Sand Land has been in its opponents’ crosshairs for more than a decade after neighbors began complaining about it and the Southampton Town Zoning Board of Appeals issued a ruling that limited activities at the property. Most recently, the 50-acre facility off Millstone Road has come under fire after water tests conducted by the Suffolk County Department of Health Services turned up elevated levels of lead, manganese, and other pollutants from test wells at the site.
“It is a reversal for the DEC, which had refused to take action, despite the protestations of the public for many years,” said New York State Assemblyman Fred Thiele, who has been a vocal opponent of the operation. “It is a victory for the environment and for the public health.”
“We couldn’t be happier,” added Adrienne Esposito, the director of the Citizens Campaign for the Environment, which joined the Group for the East End and the Noyac Civic Council in calling for Sand Land to be shut down. “Finally, protecting the groundwater is prioritized over a sand mine conducting illegal activity,” she said.
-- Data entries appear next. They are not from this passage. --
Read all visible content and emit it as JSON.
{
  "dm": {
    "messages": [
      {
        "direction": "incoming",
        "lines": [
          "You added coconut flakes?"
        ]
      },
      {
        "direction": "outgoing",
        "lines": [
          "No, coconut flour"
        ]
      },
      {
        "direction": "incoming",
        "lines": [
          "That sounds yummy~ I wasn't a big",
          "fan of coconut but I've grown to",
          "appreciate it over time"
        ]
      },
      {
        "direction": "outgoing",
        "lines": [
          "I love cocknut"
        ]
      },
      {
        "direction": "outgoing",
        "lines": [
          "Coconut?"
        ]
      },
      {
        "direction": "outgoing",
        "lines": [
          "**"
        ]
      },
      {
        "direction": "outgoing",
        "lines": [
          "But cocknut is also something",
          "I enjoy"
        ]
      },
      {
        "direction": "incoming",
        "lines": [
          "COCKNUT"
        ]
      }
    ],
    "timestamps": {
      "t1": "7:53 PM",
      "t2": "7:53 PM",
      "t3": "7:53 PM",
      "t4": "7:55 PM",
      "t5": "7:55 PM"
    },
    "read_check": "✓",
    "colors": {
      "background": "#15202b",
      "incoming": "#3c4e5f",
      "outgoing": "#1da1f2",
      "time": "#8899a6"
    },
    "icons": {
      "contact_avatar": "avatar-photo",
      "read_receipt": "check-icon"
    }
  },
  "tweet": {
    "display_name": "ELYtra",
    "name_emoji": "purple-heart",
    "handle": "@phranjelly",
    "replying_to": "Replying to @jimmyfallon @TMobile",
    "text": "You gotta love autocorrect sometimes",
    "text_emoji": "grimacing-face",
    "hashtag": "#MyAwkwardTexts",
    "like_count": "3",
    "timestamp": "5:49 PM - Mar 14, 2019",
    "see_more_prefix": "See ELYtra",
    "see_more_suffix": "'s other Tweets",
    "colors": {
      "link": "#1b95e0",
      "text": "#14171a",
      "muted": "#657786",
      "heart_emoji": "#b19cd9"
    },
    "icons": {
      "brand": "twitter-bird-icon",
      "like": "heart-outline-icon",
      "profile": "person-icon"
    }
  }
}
“It’s been a long time coming,” added Elena Loreto, president of the Noyac Civic Council, “but the thing we are most concerned about is that the aquifer gets cleaned up. We don’t see that in there.”
But John Tintle, the owner of Wainscott Sand & Gravel, which owns and operates the site, vowed to fight to remain in business. Tintle said he would seek a hearing on the DEC’s latest decision, which was outlined in a letter sent September 10 by Daniel Whitehead, the director of the DEC’s Division of Environmental Permits, and would also move forward with a separate application to renew the sand mining permit for the site.
Tintle said he was surprised by the DEC’s decision to rescind his permit. “I’ve always been in the good graces of the DEC,” he said on September 17.
He charges that his business, which expanded into mulching to help the town dispose of debris from Hurricane Bob in 1991 and also began recycling construction debris, has been targeted by neighbors, who see it as a drag on their rising property values. The sand pit is south of the Bridge golf club and a number of house lots that were included in that development. Woodland to the south and east has also been developed over the years with large homes.
Tintle said he believed the county’s water tests contained misleading information and said he had opposed the county coming onto his property last year because he did not trust its testing protocol.
He said he informed the DEC and the landscapers who haul leaves, tree branches, and other vegetative waste to the site that he would no longer accept material effective September 1, but he insisted there was still valuable sand to be mined, contrary to the DEC’s claim that there was very little left.
“The reason I don’t give up is because there are tons of minerals to be reclaimed here and I intended to do that,” he said of the sand and gravel that gave the property its name.
Esposito, though, was skeptical. She said in seeking an expansion of his mining permit, Tintle had essentially “admitted he’s out of sand. That’s why he needs an expansion.”
Thiele said he believed the fight would go on. “There will be more hearings and there will be more litigation,” he said. “But this may be the beginning of the end.”
Tintle, however, said he planned to continue his fight and had no intention of giving up any time soon.